HeadlinesBriefing favicon HeadlinesBriefing.com

llmfit Tool Finds Best LLM Models for Your Hardware

Hacker News •
×

A new terminal tool called llmfit helps developers find which large language models will actually run on their hardware. The tool detects system specs including RAM, CPU cores, and GPU memory, then scores hundreds of models from providers like HuggingFace based on quality, speed, and fit. It supports multi-GPU setups, MoE architectures, and dynamic quantization selection.

llmfit ships with both an interactive TUI and classic CLI mode, automatically detecting acceleration backends like CUDA, Metal, and ROCm for accurate speed estimates. The tool includes a unique plan mode that estimates required hardware for specific models rather than just finding what fits. Users can override GPU memory detection manually when autodetection fails, and cap context lengths for memory estimation.

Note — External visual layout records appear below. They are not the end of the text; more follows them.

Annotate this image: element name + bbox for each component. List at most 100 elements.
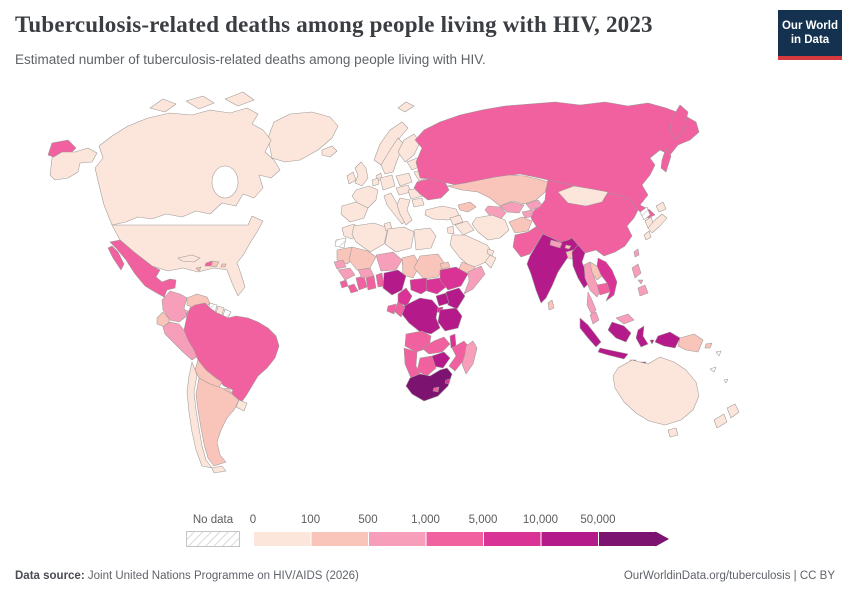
country-indonesia-sumatra[interactable] [579, 317, 602, 348]
country-bhutan[interactable] [564, 244, 572, 250]
country-canada-arctic1[interactable] [149, 98, 177, 113]
country-usa-alaska[interactable] [49, 147, 98, 181]
country-sierra-leone[interactable] [339, 279, 349, 289]
country-new-caledonia[interactable] [709, 366, 717, 373]
country-kenya[interactable] [445, 287, 466, 310]
country-poland[interactable] [395, 172, 413, 187]
country-cameroon[interactable] [397, 287, 413, 307]
country-libya[interactable] [384, 226, 415, 253]
country-low-countries[interactable] [371, 177, 380, 187]
country-nigeria[interactable] [382, 269, 407, 296]
country-philippines-visayas[interactable] [637, 279, 644, 285]
country-malaysia[interactable] [589, 311, 600, 325]
country-argentina[interactable] [195, 377, 240, 467]
legend-no-data-swatch[interactable] [186, 531, 240, 552]
country-mexico-baja[interactable] [107, 245, 125, 271]
country-syria[interactable] [449, 214, 464, 226]
country-tasmania[interactable] [667, 427, 679, 438]
country-south-sudan[interactable] [425, 277, 447, 295]
country-mongolia[interactable] [557, 185, 609, 207]
country-drc[interactable] [400, 297, 441, 335]
country-cote-divoire[interactable] [355, 275, 368, 291]
country-togo-benin[interactable] [375, 272, 385, 288]
country-iberia[interactable] [340, 201, 369, 223]
country-uzbekistan[interactable] [499, 201, 525, 214]
country-kazakhstan[interactable] [446, 174, 549, 207]
country-colombia[interactable] [161, 290, 188, 323]
country-botswana[interactable] [416, 355, 437, 377]
country-new-zealand-south[interactable] [713, 413, 728, 429]
country-iceland[interactable] [321, 145, 338, 158]
country-russia-sakhalin[interactable] [660, 147, 672, 173]
country-lesotho[interactable] [432, 386, 440, 393]
country-japan-honshu[interactable] [647, 213, 668, 234]
country-puerto-rico[interactable] [220, 263, 227, 268]
country-taiwan[interactable] [633, 248, 640, 258]
country-solomon-islands[interactable] [715, 350, 722, 357]
country-indonesia-maluku[interactable] [649, 339, 655, 345]
country-indonesia-sulawesi[interactable] [635, 325, 649, 348]
country-japan-hokkaido[interactable] [655, 201, 667, 213]
country-madagascar[interactable] [461, 340, 478, 375]
country-liberia[interactable] [347, 283, 359, 294]
country-algeria[interactable] [351, 222, 389, 253]
country-namibia[interactable] [403, 347, 421, 379]
country-indonesia-papua[interactable] [654, 331, 681, 349]
country-mozambique[interactable] [448, 340, 471, 372]
owid-logo[interactable]: Our World in Data [778, 10, 842, 60]
country-svalbard[interactable] [397, 101, 415, 113]
country-sudan[interactable] [413, 253, 446, 280]
country-balkans[interactable] [396, 197, 413, 226]
country-jamaica[interactable] [195, 266, 202, 272]
country-chad[interactable] [401, 254, 421, 279]
country-senegal[interactable] [333, 259, 347, 270]
country-zambia[interactable] [421, 336, 451, 355]
country-egypt[interactable] [413, 227, 437, 251]
country-cuba[interactable] [177, 254, 201, 263]
country-fiji[interactable] [723, 378, 729, 384]
country-uganda[interactable] [435, 292, 450, 307]
country-bulgaria[interactable] [411, 197, 425, 208]
country-indonesia-java[interactable] [597, 347, 629, 360]
country-ethiopia[interactable] [439, 266, 469, 291]
country-philippines-mindanao[interactable] [637, 284, 649, 297]
country-canada-arctic2[interactable] [185, 95, 215, 110]
country-uk[interactable] [354, 161, 369, 187]
country-russia-kamchatka[interactable] [669, 104, 689, 141]
country-western-sahara[interactable] [334, 237, 347, 249]
legend-color-bar[interactable] [253, 531, 671, 552]
country-indonesia-kalimantan[interactable] [607, 321, 632, 343]
country-jordan-israel[interactable] [446, 225, 455, 235]
country-malaysia-borneo[interactable] [615, 313, 635, 325]
country-oman[interactable] [484, 254, 497, 269]
country-sri-lanka[interactable] [547, 299, 555, 311]
country-uae[interactable] [486, 248, 495, 257]
country-papua-new-guinea[interactable] [677, 333, 704, 353]
country-iran[interactable] [471, 214, 510, 241]
country-north-korea[interactable] [639, 206, 651, 221]
country-tierra-del-fuego[interactable] [211, 465, 227, 474]
country-caucasus[interactable] [457, 201, 477, 213]
country-vietnam[interactable] [596, 257, 618, 302]
country-canada[interactable] [94, 107, 281, 226]
footer-link[interactable]: OurWorldinData.org/tuberculosis | CC BY [623, 570, 835, 582]
country-greenland[interactable] [267, 111, 339, 163]
country-niger[interactable] [375, 251, 403, 272]
country-china[interactable] [530, 179, 639, 257]
country-canada-arctic3[interactable] [224, 91, 255, 107]
country-australia[interactable] [612, 356, 700, 426]
country-new-zealand-north[interactable] [726, 403, 740, 419]
country-japan-kyushu[interactable] [643, 230, 652, 241]
country-nepal[interactable] [549, 239, 563, 249]
country-brazil[interactable] [183, 302, 280, 408]
country-tanzania[interactable] [437, 307, 463, 332]
country-gabon[interactable] [386, 303, 397, 315]
country-afghanistan[interactable] [508, 216, 533, 234]
country-eswatini[interactable] [444, 378, 451, 385]
country-cambodia[interactable] [596, 282, 611, 296]
country-somalia[interactable] [463, 265, 486, 295]
country-thailand-peninsula[interactable] [586, 291, 597, 316]
country-eritrea[interactable] [439, 261, 451, 270]
country-philippines-luzon[interactable] [631, 263, 642, 279]
country-guinea[interactable] [337, 267, 356, 281]
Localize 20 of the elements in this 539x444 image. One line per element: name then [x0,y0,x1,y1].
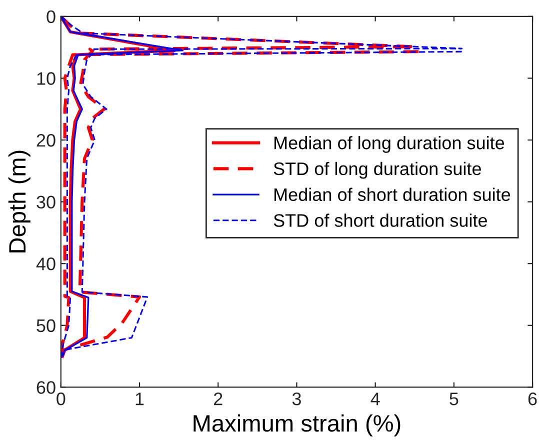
x-axis-title: Maximum strain (%) [194,414,400,436]
x-tick-label: 5 [450,392,458,406]
x-tick-label: 3 [292,392,301,406]
x-tick-label: 4 [370,392,380,406]
legend-label: STD of short duration suite [274,214,487,227]
x-tick-label: 1 [136,392,144,406]
legend-label: Median of long duration suite [274,136,504,153]
y-tick-label: 30 [36,196,56,209]
legend-label: Median of short duration suite [274,188,510,202]
y-tick-label: 40 [36,258,56,270]
y-tick-label: 50 [36,319,56,332]
y-tick-label: 20 [36,134,56,147]
y-tick-label: 0 [46,10,56,24]
x-tick-label: 2 [214,392,222,406]
x-tick-label: 0 [56,392,66,406]
x-tick-label: 6 [528,392,537,406]
y-axis-title: Depth (m) [8,150,30,252]
legend-label: STD of long duration suite [274,162,481,179]
y-tick-label: 60 [36,381,56,394]
y-tick-label: 10 [37,72,56,85]
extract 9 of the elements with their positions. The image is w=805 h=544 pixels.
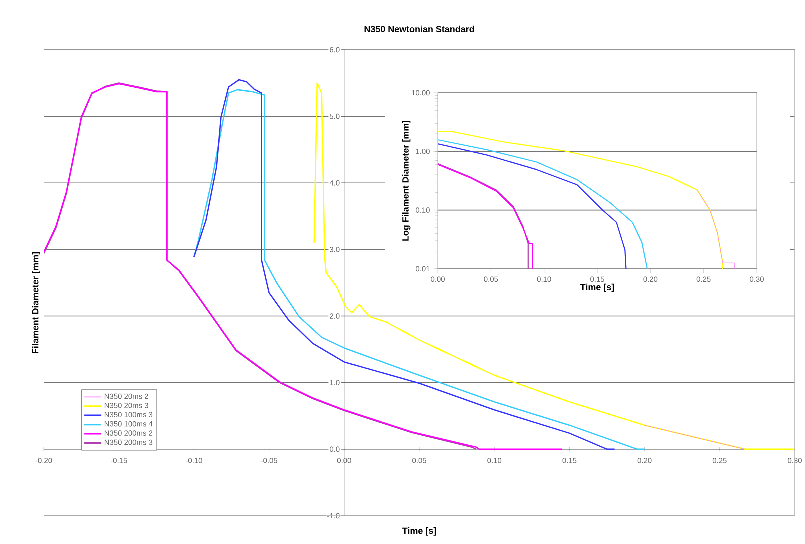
line-series [697,190,735,269]
x-axis-title: Time [s] [580,284,614,292]
y-axis-title: Log Filament Diameter [mm] [402,120,411,241]
y-axis-title: Filament Diameter [mm] [32,252,40,354]
line-series [314,82,796,450]
x-axis-title: Time [s] [402,528,436,536]
line-series [438,131,724,269]
chart-title: N350 Newtonian Standard [364,26,474,32]
line-series [44,83,563,450]
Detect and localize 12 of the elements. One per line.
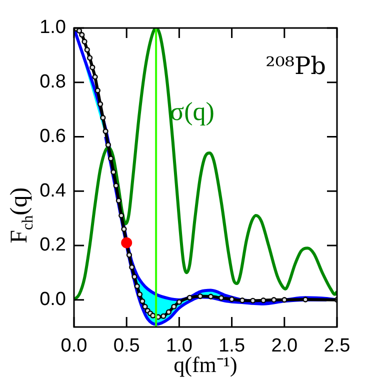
annotation: ²⁰⁸Pb (266, 52, 326, 80)
x-tick-label: 0.0 (60, 336, 88, 357)
y-tick-label: 0.2 (40, 234, 66, 256)
x-tick-label: 0.5 (113, 336, 140, 357)
y-tick-label: 0.6 (40, 126, 66, 147)
y-tick-label: 0.8 (40, 72, 66, 93)
y-tick-label: 1.0 (40, 17, 66, 38)
y-tick-label: 0.0 (40, 289, 66, 310)
x-tick-label: 2.5 (324, 336, 350, 357)
x-tick-label: 2.0 (271, 336, 298, 357)
series-label: σ(q) (170, 96, 214, 126)
y-tick-label: 0.4 (40, 180, 66, 202)
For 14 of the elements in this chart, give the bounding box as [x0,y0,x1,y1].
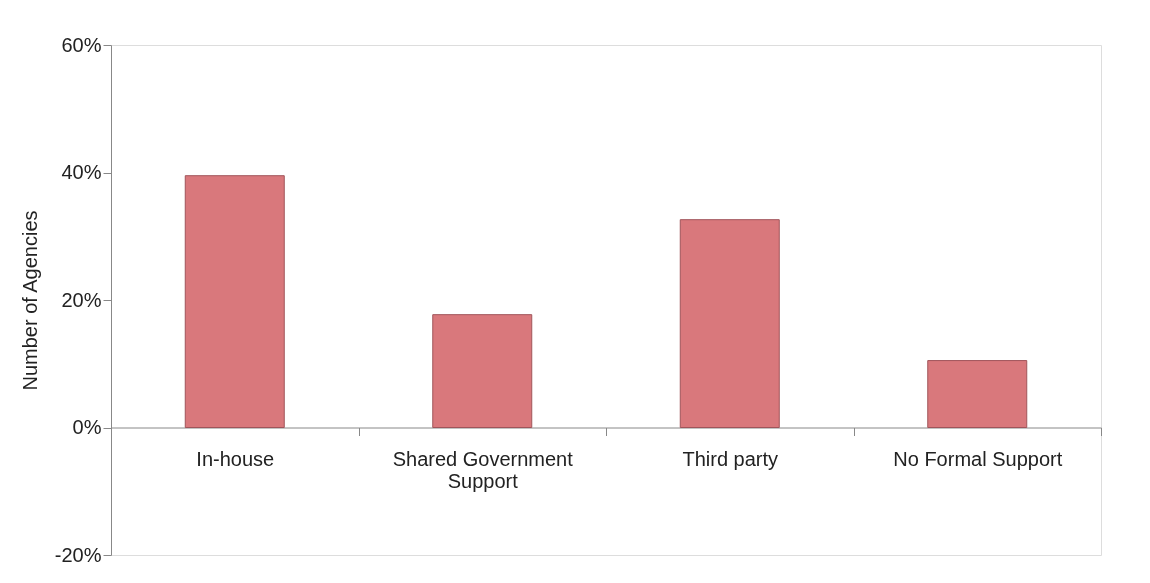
bar [432,314,533,428]
x-tick-label: No Formal Support [893,448,1063,470]
x-tick-label: Third party [682,448,779,470]
x-tick-label: Shared Government Support [392,448,574,492]
y-tick-label: 20% [61,288,102,311]
y-tick-label: 40% [61,161,102,183]
x-tick-label: In-house [196,448,275,470]
y-tick-label: 60% [61,33,102,56]
bar [184,175,285,428]
y-tick-label: -20% [54,543,102,566]
y-tick-label: 0% [72,416,102,438]
bar [679,219,780,428]
y-axis-title: Number of Agencies [18,210,41,391]
bar [927,360,1028,428]
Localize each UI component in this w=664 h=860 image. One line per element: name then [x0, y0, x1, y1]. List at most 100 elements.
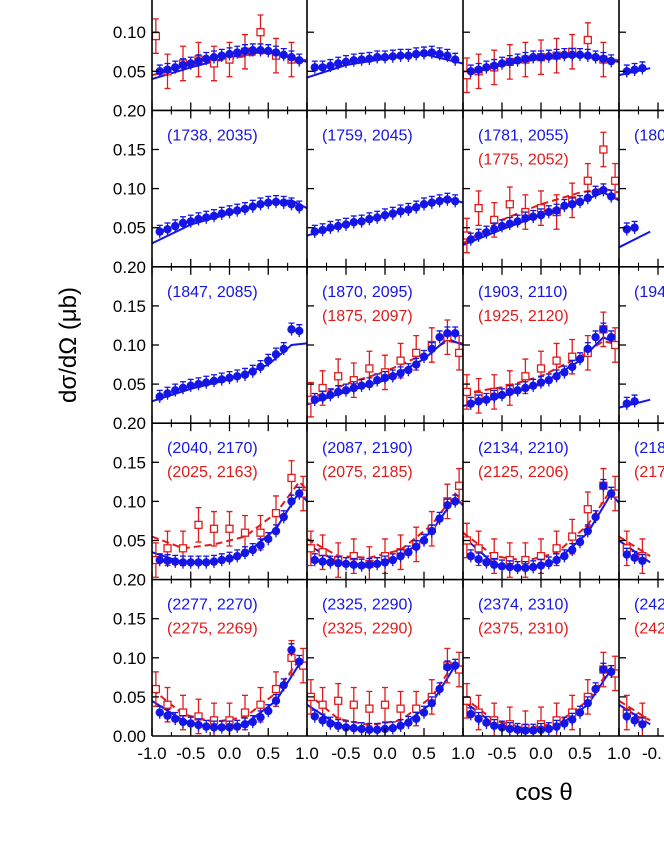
blue-data-point: [155, 227, 164, 236]
red-data-point: [349, 700, 358, 709]
panel-label-red: (1775, 2052): [478, 151, 569, 168]
x-tick-label: 0.0: [529, 744, 553, 763]
panel-r2-c2: (1903, 2110) (1925, 2120): [463, 284, 619, 414]
blue-data-point: [310, 395, 319, 404]
red-data-point: [256, 700, 265, 709]
blue-data-point: [341, 386, 351, 395]
x-tick-label: 0.5: [256, 744, 280, 763]
x-tick-label: -0.5: [176, 744, 205, 763]
blue-data-point: [427, 698, 436, 708]
x-tick-label: -1.0: [137, 744, 166, 763]
blue-data-point: [497, 390, 507, 400]
blue-data-point: [186, 558, 195, 567]
blue-data-point: [365, 725, 374, 734]
blue-data-point: [521, 563, 530, 573]
blue-data-point: [233, 551, 242, 561]
blue-data-point: [490, 225, 499, 234]
blue-data-point: [171, 714, 180, 723]
blue-data-point: [233, 372, 242, 381]
red-data-point: [334, 372, 343, 381]
panel-r2-c0: (1847, 2085): [152, 284, 307, 403]
blue-data-point: [622, 225, 631, 234]
blue-data-point: [575, 197, 585, 207]
blue-data-point: [171, 557, 180, 566]
blue-data-point: [607, 332, 616, 342]
blue-data-point: [443, 195, 452, 204]
blue-data-point: [186, 719, 195, 728]
blue-data-point: [310, 555, 319, 565]
y-tick-label: 0.10: [113, 492, 146, 511]
red-data-point: [463, 696, 472, 705]
blue-data-point: [536, 561, 546, 570]
red-data-point: [163, 700, 172, 709]
blue-data-point: [233, 722, 242, 731]
panel-label-red: (1875, 2097): [322, 308, 413, 325]
red-data-point: [552, 544, 561, 553]
blue-data-point: [552, 51, 561, 60]
panel-label-red: (2025, 2163): [167, 464, 258, 481]
blue-data-point: [380, 210, 390, 220]
blue-data-point: [326, 719, 335, 728]
red-data-point: [318, 548, 327, 557]
blue-data-point: [318, 557, 327, 566]
blue-data-point: [482, 63, 491, 72]
blue-data-point: [248, 45, 257, 55]
blue-data-point: [404, 548, 413, 557]
panel-r2-c1: (1870, 2095) (1875, 2097): [307, 284, 463, 418]
blue-data-point: [318, 716, 327, 725]
blue-data-point: [271, 526, 281, 536]
blue-data-point: [497, 59, 507, 68]
x-tick-label: 1.0: [607, 744, 631, 763]
panel-label-red: (217: [634, 464, 664, 481]
x-tick-labels: -1.0 -0.5 0.0 0.5 1.0 -0.5 0.0 0.5 1.0 -0.5 0.0 0.5…: [137, 744, 661, 763]
blue-data-point: [482, 558, 491, 567]
blue-data-point: [202, 558, 211, 567]
blue-data-point: [443, 501, 452, 510]
red-data-point: [412, 704, 421, 713]
red-data-point: [610, 176, 619, 185]
blue-data-point: [271, 197, 281, 207]
blue-data-point: [295, 489, 304, 498]
blue-data-point: [451, 196, 460, 206]
panels-layer: (1625, 1982) (1675, 2006) (1738, 2035) (175…: [152, 14, 664, 736]
y-tick-label: 0.10: [113, 180, 146, 199]
blue-data-point: [209, 53, 219, 62]
blue-data-point: [295, 657, 304, 666]
blue-data-point: [225, 723, 234, 732]
panel-label-blue: (218: [634, 440, 664, 457]
red-data-point: [396, 356, 405, 365]
blue-data-point: [583, 526, 592, 536]
blue-data-point: [599, 665, 608, 674]
blue-data-point: [341, 723, 351, 732]
blue-data-point: [536, 53, 546, 62]
blue-data-point: [482, 395, 491, 404]
blue-data-point: [264, 534, 273, 544]
blue-data-point: [474, 555, 483, 564]
blue-data-point: [427, 48, 436, 57]
panel-label-blue: (180: [634, 127, 664, 144]
blue-data-point: [217, 209, 226, 218]
blue-data-point: [552, 722, 561, 731]
blue-data-point: [404, 718, 413, 727]
blue-data-point: [474, 65, 483, 74]
red-data-point: [256, 528, 265, 537]
blue-data-point: [256, 45, 265, 55]
panel-r0-c3: [619, 61, 651, 78]
x-tick-label: 0.0: [218, 744, 242, 763]
panel-r3-c3: (218 (217: [619, 440, 664, 574]
blue-data-point: [194, 379, 203, 389]
blue-data-point: [575, 708, 585, 717]
blue-data-point: [373, 725, 382, 734]
panel-r0-c2: (1675, 2006): [463, 22, 619, 94]
blue-data-point: [560, 201, 569, 211]
blue-data-point: [396, 721, 405, 731]
y-tick-label: 0.05: [113, 62, 146, 81]
blue-data-point: [217, 723, 226, 732]
blue-data-point: [505, 724, 514, 734]
blue-data-point: [365, 54, 374, 63]
blue-data-point: [404, 205, 413, 214]
blue-data-point: [404, 365, 413, 375]
panel-r2-c3: (194: [619, 284, 664, 410]
panel-r4-c1: (2325, 2290) (2325, 2290): [307, 597, 463, 736]
blue-data-point: [560, 50, 569, 60]
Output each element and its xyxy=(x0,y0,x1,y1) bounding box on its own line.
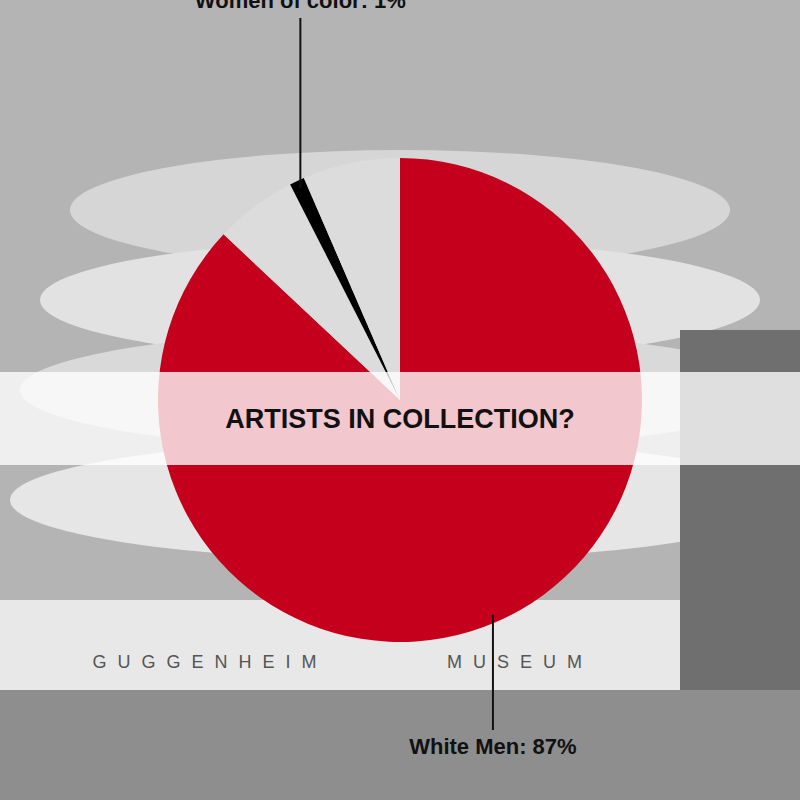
svg-text:MUSEUM: MUSEUM xyxy=(447,652,593,672)
svg-text:White Men: 87%: White Men: 87% xyxy=(409,734,576,759)
svg-text:ARTISTS IN COLLECTION?: ARTISTS IN COLLECTION? xyxy=(225,404,574,434)
svg-text:Women of color: 1%: Women of color: 1% xyxy=(195,0,406,13)
svg-text:GUGGENHEIM: GUGGENHEIM xyxy=(92,652,327,672)
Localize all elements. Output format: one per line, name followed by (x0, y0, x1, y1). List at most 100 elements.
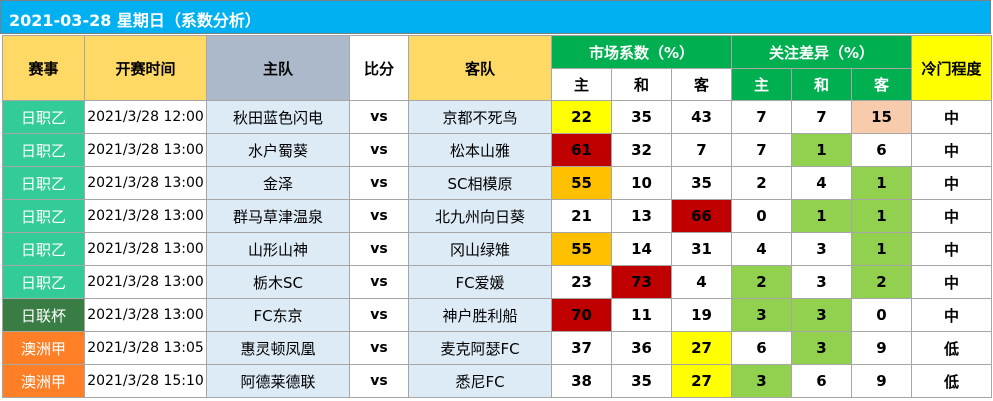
away-team-cell: 悉尼FC (408, 364, 552, 398)
upset-level-cell: 中 (911, 166, 992, 200)
attention-away-cell: 6 (851, 133, 912, 167)
upset-level-cell: 中 (911, 265, 992, 299)
header-upset-level: 冷门程度 (911, 35, 992, 101)
sheet-title-bar: 2021-03-28 星期日（系数分析） (0, 0, 991, 34)
league-cell: 日职乙 (2, 265, 85, 299)
attention-draw-cell: 6 (791, 364, 852, 398)
header-market-coefficient: 市场系数（%） (551, 35, 732, 69)
market-home-cell: 38 (551, 364, 612, 398)
header-score: 比分 (349, 35, 409, 101)
score-cell: vs (349, 133, 409, 167)
market-draw-cell: 10 (611, 166, 672, 200)
home-team-cell: 金泽 (206, 166, 350, 200)
upset-level-cell: 中 (911, 298, 992, 332)
market-away-cell: 31 (671, 232, 732, 266)
score-cell: vs (349, 298, 409, 332)
home-team-cell: 山形山神 (206, 232, 350, 266)
score-cell: vs (349, 166, 409, 200)
away-team-cell: 冈山绿雉 (408, 232, 552, 266)
upset-level-cell: 低 (911, 364, 992, 398)
upset-level-cell: 中 (911, 199, 992, 233)
score-cell: vs (349, 265, 409, 299)
attention-away-cell: 15 (851, 100, 912, 134)
header-home-team: 主队 (206, 35, 350, 101)
league-cell: 澳洲甲 (2, 364, 85, 398)
home-team-cell: 群马草津温泉 (206, 199, 350, 233)
upset-level-cell: 中 (911, 133, 992, 167)
market-away-cell: 27 (671, 364, 732, 398)
match-row: 日职乙 2021/3/28 13:00 栃木SC vs FC爱媛 23 73 4 2 3 2 中 (2, 265, 992, 299)
kickoff-time-cell: 2021/3/28 12:00 (84, 100, 207, 134)
attention-draw-cell: 1 (791, 133, 852, 167)
market-away-cell: 35 (671, 166, 732, 200)
market-draw-cell: 11 (611, 298, 672, 332)
market-home-cell: 55 (551, 166, 612, 200)
attention-home-cell: 2 (731, 166, 792, 200)
attention-away-cell: 9 (851, 364, 912, 398)
attention-home-cell: 7 (731, 133, 792, 167)
market-away-cell: 19 (671, 298, 732, 332)
upset-level-cell: 中 (911, 232, 992, 266)
league-cell: 澳洲甲 (2, 331, 85, 365)
attention-home-cell: 2 (731, 265, 792, 299)
attention-home-cell: 6 (731, 331, 792, 365)
market-draw-cell: 73 (611, 265, 672, 299)
match-row: 澳洲甲 2021/3/28 15:10 阿德莱德联 vs 悉尼FC 38 35 27 3 6 9 低 (2, 364, 992, 398)
attention-away-cell: 2 (851, 265, 912, 299)
kickoff-time-cell: 2021/3/28 13:00 (84, 166, 207, 200)
match-row: 日职乙 2021/3/28 13:00 金泽 vs SC相模原 55 10 35 2 4 1 中 (2, 166, 992, 200)
market-draw-cell: 32 (611, 133, 672, 167)
header-away-team: 客队 (408, 35, 552, 101)
away-team-cell: SC相模原 (408, 166, 552, 200)
attention-home-cell: 3 (731, 364, 792, 398)
market-home-cell: 61 (551, 133, 612, 167)
odds-analysis-table: 赛事 开赛时间 主队 比分 客队 市场系数（%） 关注差异（%） 冷门程度 主 … (2, 35, 992, 398)
kickoff-time-cell: 2021/3/28 13:00 (84, 265, 207, 299)
subheader-attention-draw: 和 (791, 68, 852, 101)
match-row: 日联杯 2021/3/28 13:00 FC东京 vs 神户胜利船 70 11 19 3 3 0 中 (2, 298, 992, 332)
kickoff-time-cell: 2021/3/28 13:00 (84, 199, 207, 233)
market-home-cell: 23 (551, 265, 612, 299)
league-cell: 日职乙 (2, 232, 85, 266)
market-draw-cell: 13 (611, 199, 672, 233)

Installation is straightforward via curl script or Homebrew on macOS/Linux, with Windows support through Cargo. The tool's database includes hundreds of models with memory requirements computed across quantization hierarchies from Q8_0 to Q2_K. MoE models like Mixtral are handled specially since only a subset of experts activate per token. The project also includes sympozium for managing agents in Kubernetes, making it part of a broader ecosystem for LLM deployment optimization.